Making the Right Choice, or How I Learned to Live with Limiting My Own Technical Debt and Just Be Happy

One of the things that comes up in my day job is trying to make sure that reports that we create are correct, not only from a data perspective, but from an architectural perspective. There are hundreds of legacy reports with legacy SQL code that has been written by 10’s of developers (some actual developers and some not so actual developers) over the last 10+ years.

Today a request came in to update a productivity report to include a new user. The request included their user ID from the application where their productivity is being tracked from.

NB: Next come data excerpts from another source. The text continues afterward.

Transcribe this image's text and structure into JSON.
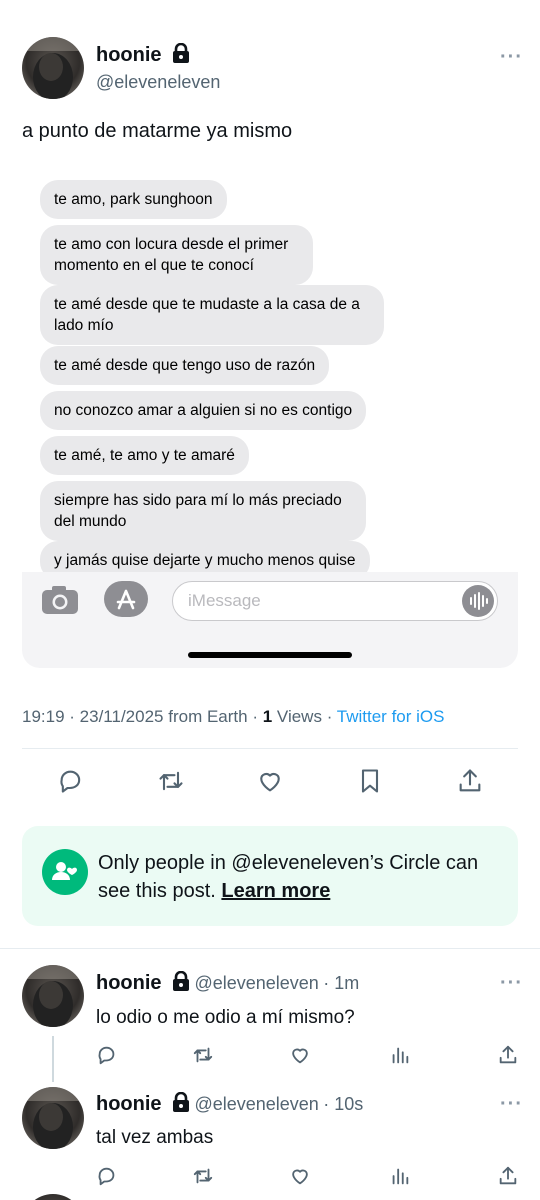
{
  "tweet": {
    "display_name": "hoonie",
    "handle": "@eleveneleven",
    "text": "a punto de matarme ya mismo",
    "more_label": "···"
  },
  "screenshot": {
    "bubbles": [
      "te amo, park sunghoon",
      "te amo con locura desde el primer momento en el que te conocí",
      "te amé desde que te mudaste a la casa de a lado mío",
      "te amé desde que tengo uso de razón",
      "no conozco amar a alguien si no es contigo",
      "te amé, te amo y te amaré",
      "siempre has sido para mí lo más preciado del mundo",
      "y jamás quise dejarte y mucho menos quise"
    ],
    "input_placeholder": "iMessage"
  },
  "meta": {
    "time": "19:19",
    "date": "23/11/2025",
    "location": "from Earth",
    "views_count": "1",
    "views_label": "Views",
    "source": "Twitter for iOS"
  },
  "circle": {
    "text_before": "Only people in @eleveneleven’s Circle can see this post.",
    "learn_more": "Learn more"
  },
  "replies": [
    {
      "display_name": "hoonie",
      "handle": "@eleveneleven",
      "time": "1m",
      "text": "lo odio o me odio a mí mismo?"
    },
    {
      "display_name": "hoonie",
      "handle": "@eleveneleven",
      "time": "10s",
      "text": "tal vez ambas"
    }
  ],
  "colors": {
    "accent": "#1d9bf0",
    "circle_green": "#00ba7c",
    "circle_bg": "#ebfbf4",
    "bubble_gray": "#e9e9eb"
  }
}
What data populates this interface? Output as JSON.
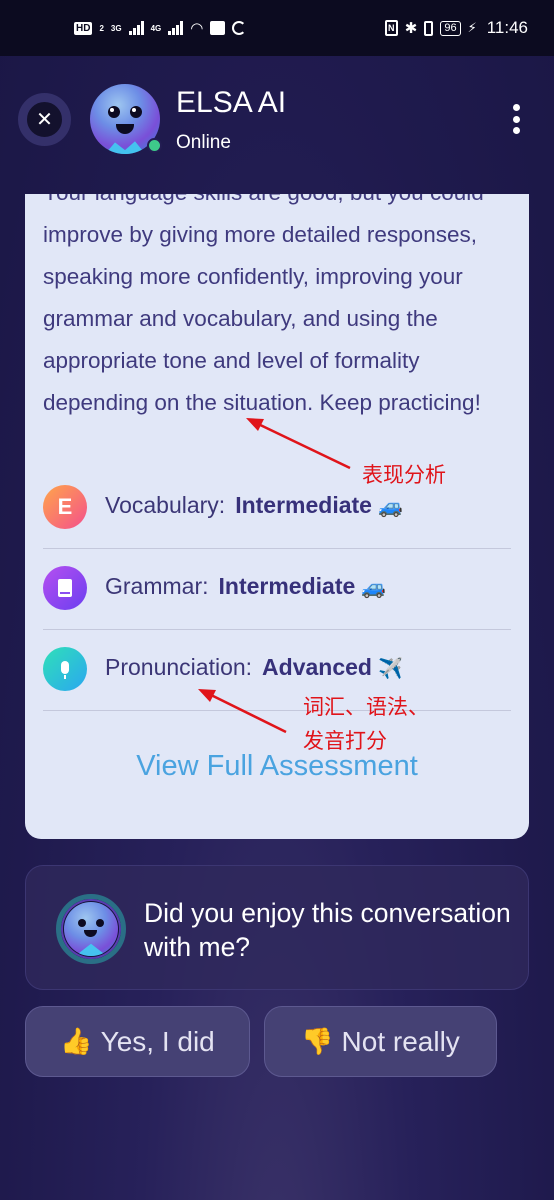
{
  "status_bar": {
    "left_indicators": [
      "HD",
      "2",
      "3G",
      "4G",
      "wifi",
      "gallery",
      "sync"
    ],
    "network_3g": "3G",
    "network_4g": "4G",
    "hd_label": "HD",
    "sim_label": "2",
    "battery": "96",
    "time": "11:46"
  },
  "header": {
    "close_icon": "close-icon",
    "title": "ELSA AI",
    "status": "Online",
    "more_icon": "more-vertical-icon"
  },
  "assessment": {
    "feedback_text": "Your language skills are good, but you could improve by giving more detailed responses, speaking more confidently, improving your grammar and vocabulary, and using the appropriate tone and level of formality depending on the situation. Keep practicing!",
    "skills": [
      {
        "label": "Vocabulary:",
        "level": "Intermediate",
        "icon": "letter-e-icon",
        "icon_text": "E",
        "emoji": "🚙"
      },
      {
        "label": "Grammar:",
        "level": "Intermediate",
        "icon": "book-icon",
        "emoji": "🚙"
      },
      {
        "label": "Pronunciation:",
        "level": "Advanced",
        "icon": "microphone-icon",
        "emoji": "✈️"
      }
    ],
    "view_full_label": "View Full Assessment"
  },
  "annotations": {
    "performance_analysis": "表现分析",
    "scoring_line1": "词汇、语法、",
    "scoring_line2": "发音打分",
    "color": "#e0141a"
  },
  "feedback_prompt": {
    "question": "Did you enjoy this conversation with me?",
    "yes_emoji": "👍",
    "yes_label": "Yes, I did",
    "no_emoji": "👎",
    "no_label": "Not really"
  },
  "colors": {
    "background": "#221d50",
    "card": "#e1e7f7",
    "text_primary": "#3b3676",
    "link": "#4aa3e0",
    "online": "#3ec98a"
  }
}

This request looked exactly like another report and request that I’ve seen that involved running productivity from the same system with the same aspects (authorizations work).

I immediately thought that the reports were the same and set out to add the user id to a table ReferralsTeam which includes fields UserID and USerName.

I also thought that documenting what needed to be done for this would be a good thing to be done.

I documented the fix and linked the Confluece article to the JIRA issue and then I realized my mistake. This wasn’t the same report. It wasn’t even the same department!

OK, so two things:

  1. There are two reports that do EXCATLY the same thing for two different departments
  2. The report for the other department has user ids hard coded in the SQL

What to do?

The easy way is to just update the stored procedure with the hard coded user ids with the new one and call it a day

The right way:

  1. Update the table ReferralsTeam to have a new column called department ... or better yet create a second table called Departments with fields DepartmentID and DepartmentName and add the DepartmentID to the ReferralsTeam table.
  2. Populate the new column with the correct data for the current team that has records in it
  3. Update the the various stored procedures that use the ReferralsTeam table in them to include a parameter that is used to filter the new column that was added to keep the data consistent
  4. Add the User IDs from the report that has the user IDs hard coded, i.e. the new department
  5. Update the report that uses the hard coded user ids to use the dynamic stored procedure
  6. Verify the results
  7. Build a user interface to allow the data to be updated outside of SQL Server Management Studio
  8. Give access to that user interface to the Department Managers so they can manage it on their own

So, which one would you do?

In this case, I updated the hard coded stored procedure to include the new user id to get that part of the request done. This helps satisfy the requester and allows them to have the minimum amount of down time.

I then also create a new JIRA issue so that we can look at doing steps 1 - 6 above and assigned to the report developer. Steps 7 & 8 are in a separate JIRA issue that is assigned to the Web Developers.

Doing things the right way will sometimes take longer to implement in the short run, but in the long run we’ve removed the need for Managers in these departments to ask to have the reports updated, we prevent bad/stale filters from being used, and we can eliminate a duplicative report!

One interesting note, the reason I caught the duplication was because of a project that we’ve been working on to document all of the hundreds of reports we have. I searched Confluence for the report name and it’s recipients were unexpected for me. That lead me to question all I had done and really evaluate the best course of action. While I kind of went out of order (and this is why I started documented one process that I didn’t mean to) I was still able to catch my mistake and rectify it.

Documentation is a pain in the ass in the moment, but holy crap it can really pay off in unexpected ways in the long run.